En résumé, le premier mandat peut être décrit comme une série d’actions politiques brillantes et couronnées de succès, et un changement de sens du vent dans la guerre contre les libertés citoyennes menée par l’industrie obsolète du divertissement. L’offensive de l’industrie du divertissement a été arrêtée avec succès, grâce à un travail dur et obstiné. Mais l’élan doit continuer pour être en mesure d’élargir les limites des libertés des citoyens.
Voici une liste des choses dont nous savons déjà que nous aurons à gérer pendant le prochain mandat, où le Parti Pirate doit être présent:
Réforme du monopole du droit d’auteur. Nous ne savons pas quand nous y arriverons, ni à quoi la première proposition ressemblera. Mais nous savons que nous serons nécessaires pour disséquer et contrer les parties qui viennent des prétendues “parties prenantes”, c’est-à-dire les pires industries. En fait, nous sommes plutôt optimistes: avec le rajeunissement naturel du Parlement, nous serons capables de traîner l’industrie du divertissement par la peau des fesses jusqu’au 21ème siècle. Le but, bien sûr, est de légaliser complètement au moins le partage non-marchand du savoir et de la culture – quelque chose qui n’aurait jamais du avoir à attendre si longtemps. C’est quelque chose qui est maintenant dans le domaine des possibles, quelque chose qui ne l’était pas avant le premier mandat du Parti Pirate.
Les libertés des citoyens sur Internet. Le Parlement Européen a déjà commencé une série d’auditions suite aux révélations de Snowden sur le vaste abus de pouvoir des services de renseignement Américains, Britanniques et Suédois. Cela continuera bien sûr avec le prochain mandat.
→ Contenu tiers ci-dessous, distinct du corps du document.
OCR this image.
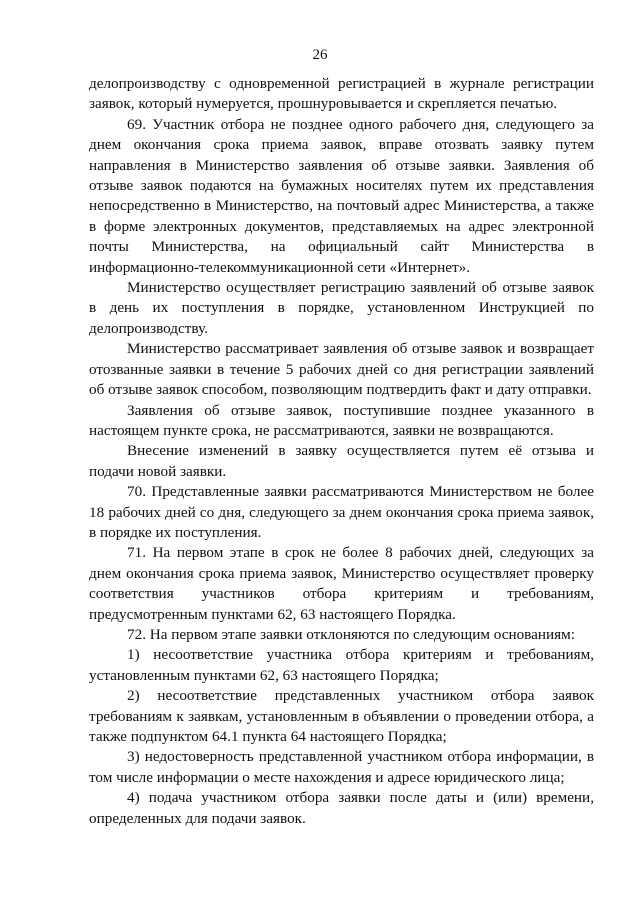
26

делопроизводству с одновременной регистрацией в журнале регистрации заявок, который нумеруется, прошнуровывается и скрепляется печатью.

69. Участник отбора не позднее одного рабочего дня, следующего за днем окончания срока приема заявок, вправе отозвать заявку путем направления в Министерство заявления об отзыве заявки. Заявления об отзыве заявок подаются на бумажных носителях путем их представления непосредственно в Министерство, на почтовый адрес Министерства, а также в форме электронных документов, представляемых на адрес электронной почты Министерства, на официальный сайт Министерства в информационно-телекоммуникационной сети «Интернет».

Министерство осуществляет регистрацию заявлений об отзыве заявок в день их поступления в порядке, установленном Инструкцией по делопроизводству.

Министерство рассматривает заявления об отзыве заявок и возвращает отозванные заявки в течение 5 рабочих дней со дня регистрации заявлений об отзыве заявок способом, позволяющим подтвердить факт и дату отправки.

Заявления об отзыве заявок, поступившие позднее указанного в настоящем пункте срока, не рассматриваются, заявки не возвращаются.

Внесение изменений в заявку осуществляется путем её отзыва и подачи новой заявки.

70. Представленные заявки рассматриваются Министерством не более 18 рабочих дней со дня, следующего за днем окончания срока приема заявок, в порядке их поступления.

71. На первом этапе в срок не более 8 рабочих дней, следующих за днем окончания срока приема заявок, Министерство осуществляет проверку соответствия участников отбора критериям и требованиям, предусмотренным пунктами 62, 63 настоящего Порядка.

72. На первом этапе заявки отклоняются по следующим основаниям:

1) несоответствие участника отбора критериям и требованиям, установленным пунктами 62, 63 настоящего Порядка;

2) несоответствие представленных участником отбора заявок требованиям к заявкам, установленным в объявлении о проведении отбора, а также подпунктом 64.1 пункта 64 настоящего Порядка;

3) недостоверность представленной участником отбора информации, в том числе информации о месте нахождения и адресе юридического лица;

4) подача участником отбора заявки после даты и (или) времени, определенных для подачи заявок.
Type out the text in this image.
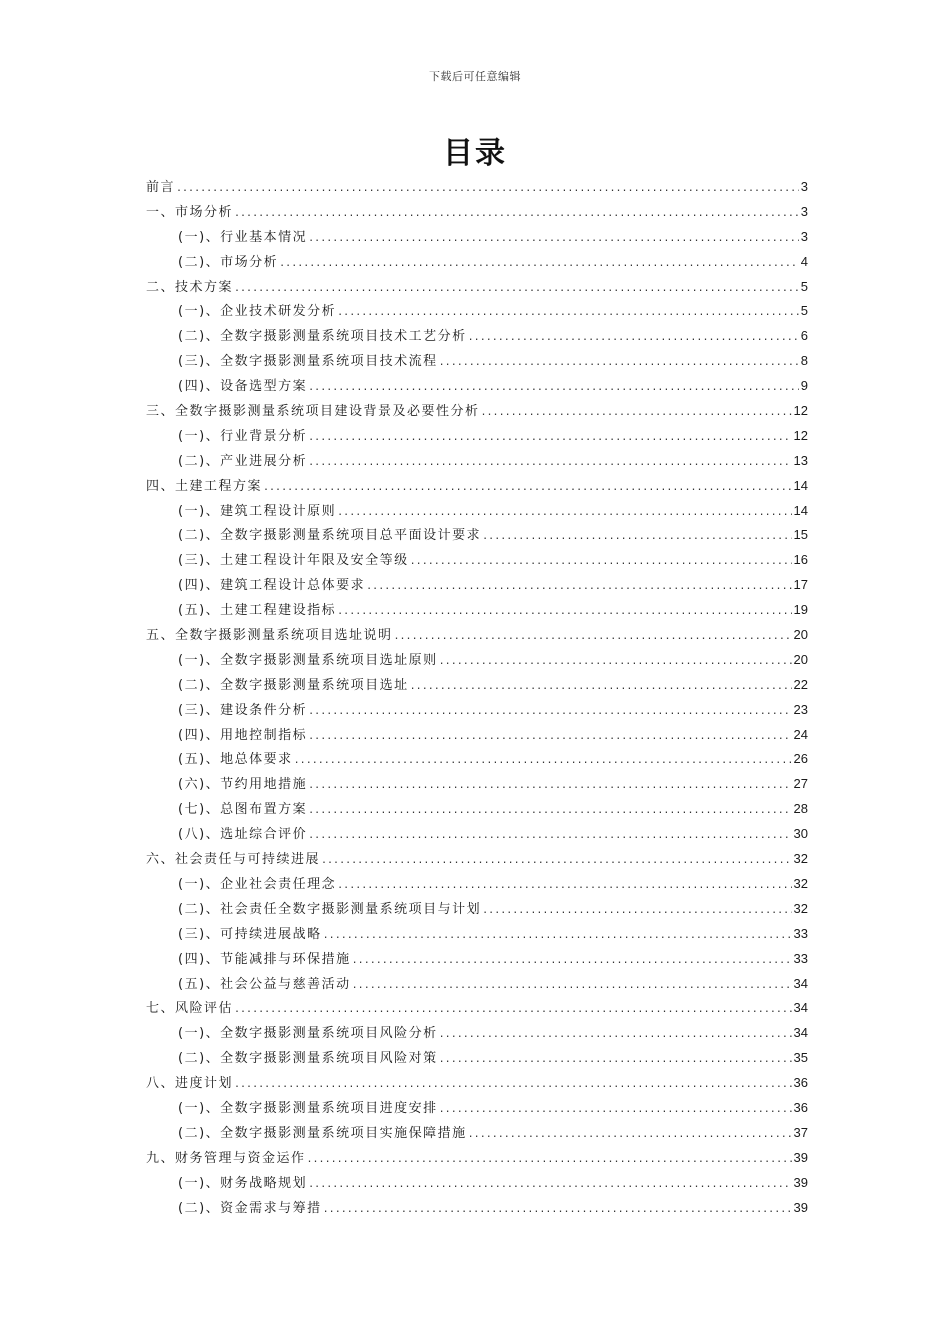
下载后可任意编辑
目录
前言 .....	3
一、市场分析 .....	3
(一)、行业基本情况 .....	3
(二)、市场分析 .....	4
二、技术方案 .....	5
(一)、企业技术研发分析 .....	5
(二)、全数字摄影测量系统项目技术工艺分析 .....	6
(三)、全数字摄影测量系统项目技术流程 .....	8
(四)、设备选型方案 .....	9
三、全数字摄影测量系统项目建设背景及必要性分析 .....	12
(一)、行业背景分析 .....	12
(二)、产业进展分析 .....	13
四、土建工程方案 .....	14
(一)、建筑工程设计原则 .....	14
(二)、全数字摄影测量系统项目总平面设计要求 .....	15
(三)、土建工程设计年限及安全等级 .....	16
(四)、建筑工程设计总体要求 .....	17
(五)、土建工程建设指标 .....	19
五、全数字摄影测量系统项目选址说明 .....	20
(一)、全数字摄影测量系统项目选址原则 .....	20
(二)、全数字摄影测量系统项目选址 .....	22
(三)、建设条件分析 .....	23
(四)、用地控制指标 .....	24
(五)、地总体要求 .....	26
(六)、节约用地措施 .....	27
(七)、总图布置方案 .....	28
(八)、选址综合评价 .....	30
六、社会责任与可持续进展 .....	32
(一)、企业社会责任理念 .....	32
(二)、社会责任全数字摄影测量系统项目与计划 .....	32
(三)、可持续进展战略 .....	33
(四)、节能减排与环保措施 .....	33
(五)、社会公益与慈善活动 .....	34
七、风险评估 .....	34
(一)、全数字摄影测量系统项目风险分析 .....	34
(二)、全数字摄影测量系统项目风险对策 .....	35
八、进度计划 .....	36
(一)、全数字摄影测量系统项目进度安排 .....	36
(二)、全数字摄影测量系统项目实施保障措施 .....	37
九、财务管理与资金运作 .....	39
(一)、财务战略规划 .....	39
(二)、资金需求与筹措 .....	39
Neutralité du Net. Cette bataille cruciale pour le futur d’Internet (et, pourrais-je ajouter, contre la recherche de rente d’une industrie télécom obsolète) est à peine en train de commencer, et la première étape sera énormément de travail à faire. Neutralité du net ou pas ? Cette question sera probablement résolue pendant le prochain mandat.
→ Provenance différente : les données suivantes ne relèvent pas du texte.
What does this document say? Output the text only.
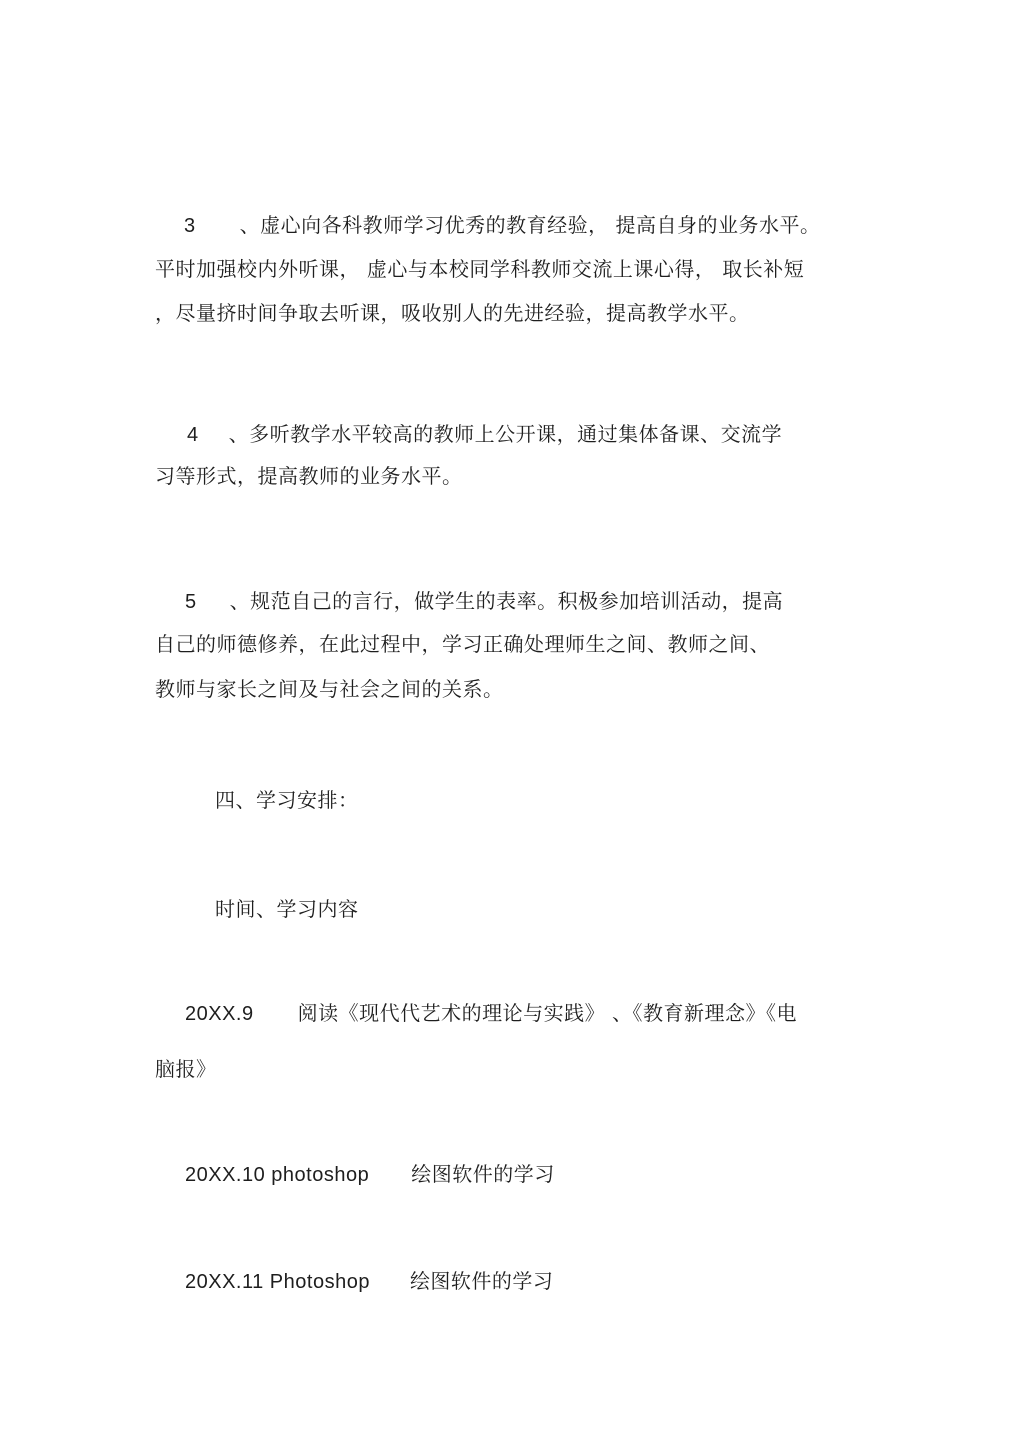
3 、虚心向各科教师学习优秀的教育经验， 提高自身的业务水平。
平时加强校内外听课， 虚心与本校同学科教师交流上课心得， 取长补短
，尽量挤时间争取去听课，吸收别人的先进经验，提高教学水平。
4 、多听教学水平较高的教师上公开课，通过集体备课、交流学
习等形式，提高教师的业务水平。
5 、规范自己的言行，做学生的表率。积极参加培训活动，提高
自己的师德修养，在此过程中，学习正确处理师生之间、教师之间、
教师与家长之间及与社会之间的关系。
四、学习安排：
时间、学习内容
20XX.9 阅读《现代代艺术的理论与实践》 、《教育新理念》《电
脑报》
20XX.10 photoshop 绘图软件的学习
20XX.11 Photoshop 绘图软件的学习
Un autre accord de libre-échange. Aujourd’hui, beaucoup d’attention est donnée à l’accord de partenariat Trans-Pacifique, mais un aussi traître accord nommé TTIP est en préparation – tout en secret, comme à l’accoutumée – entre les Etats-Unis et l’Union Européenne. Nous pourrions avoir besoin d’empêcher cet accord comme nous l’avons fait pour ACTA, si jamais les premiers rapports signalant du contenu totalement scandaleux se révélaient vrais.
Le Parti Pirate Suédois veut défendre ses deux sièges et en vise un troisième, sur les vingt sièges auxquels peut prétendre la Suède. C’est un but ambitieux, mais dans le domaine du réaliste. Le succès de cet objectif dépend largement de vous, vous qui lisez ce billet. Vous suivez probablement ce blog et ces articles, et beaucoup des futurs succès dépendent juste des gens qui parlent du Parti Pirate entre maintenant et dans six mois, ce qui fera que beaucoup de gens entendront le nom, encore et encore.
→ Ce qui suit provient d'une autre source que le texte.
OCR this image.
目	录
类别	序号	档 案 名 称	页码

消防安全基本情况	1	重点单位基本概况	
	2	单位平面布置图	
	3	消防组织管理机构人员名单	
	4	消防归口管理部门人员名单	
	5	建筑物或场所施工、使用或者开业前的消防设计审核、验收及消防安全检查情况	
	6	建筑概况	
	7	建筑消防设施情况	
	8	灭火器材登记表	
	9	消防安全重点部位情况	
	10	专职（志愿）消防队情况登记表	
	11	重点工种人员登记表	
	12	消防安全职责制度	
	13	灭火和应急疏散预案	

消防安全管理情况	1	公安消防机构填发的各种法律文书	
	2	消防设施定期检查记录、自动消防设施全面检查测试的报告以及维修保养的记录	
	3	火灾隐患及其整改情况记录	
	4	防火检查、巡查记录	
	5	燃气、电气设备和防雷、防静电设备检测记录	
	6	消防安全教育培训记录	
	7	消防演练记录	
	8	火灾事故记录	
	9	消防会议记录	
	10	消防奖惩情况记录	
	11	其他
Parlez du Parti Pirate avec vos amis et vos collègues. Mentionnez le parti par son nom, et mentionnez le fait qu’il a besoin d’être ré-élu. La voie de l’essaimage sur des dizaines de milliers de gens qui font quelque chose de petit permet la victoire, et ça peut marcher aussi brillamment que la dernière fois. Vous pouvez en faire partie.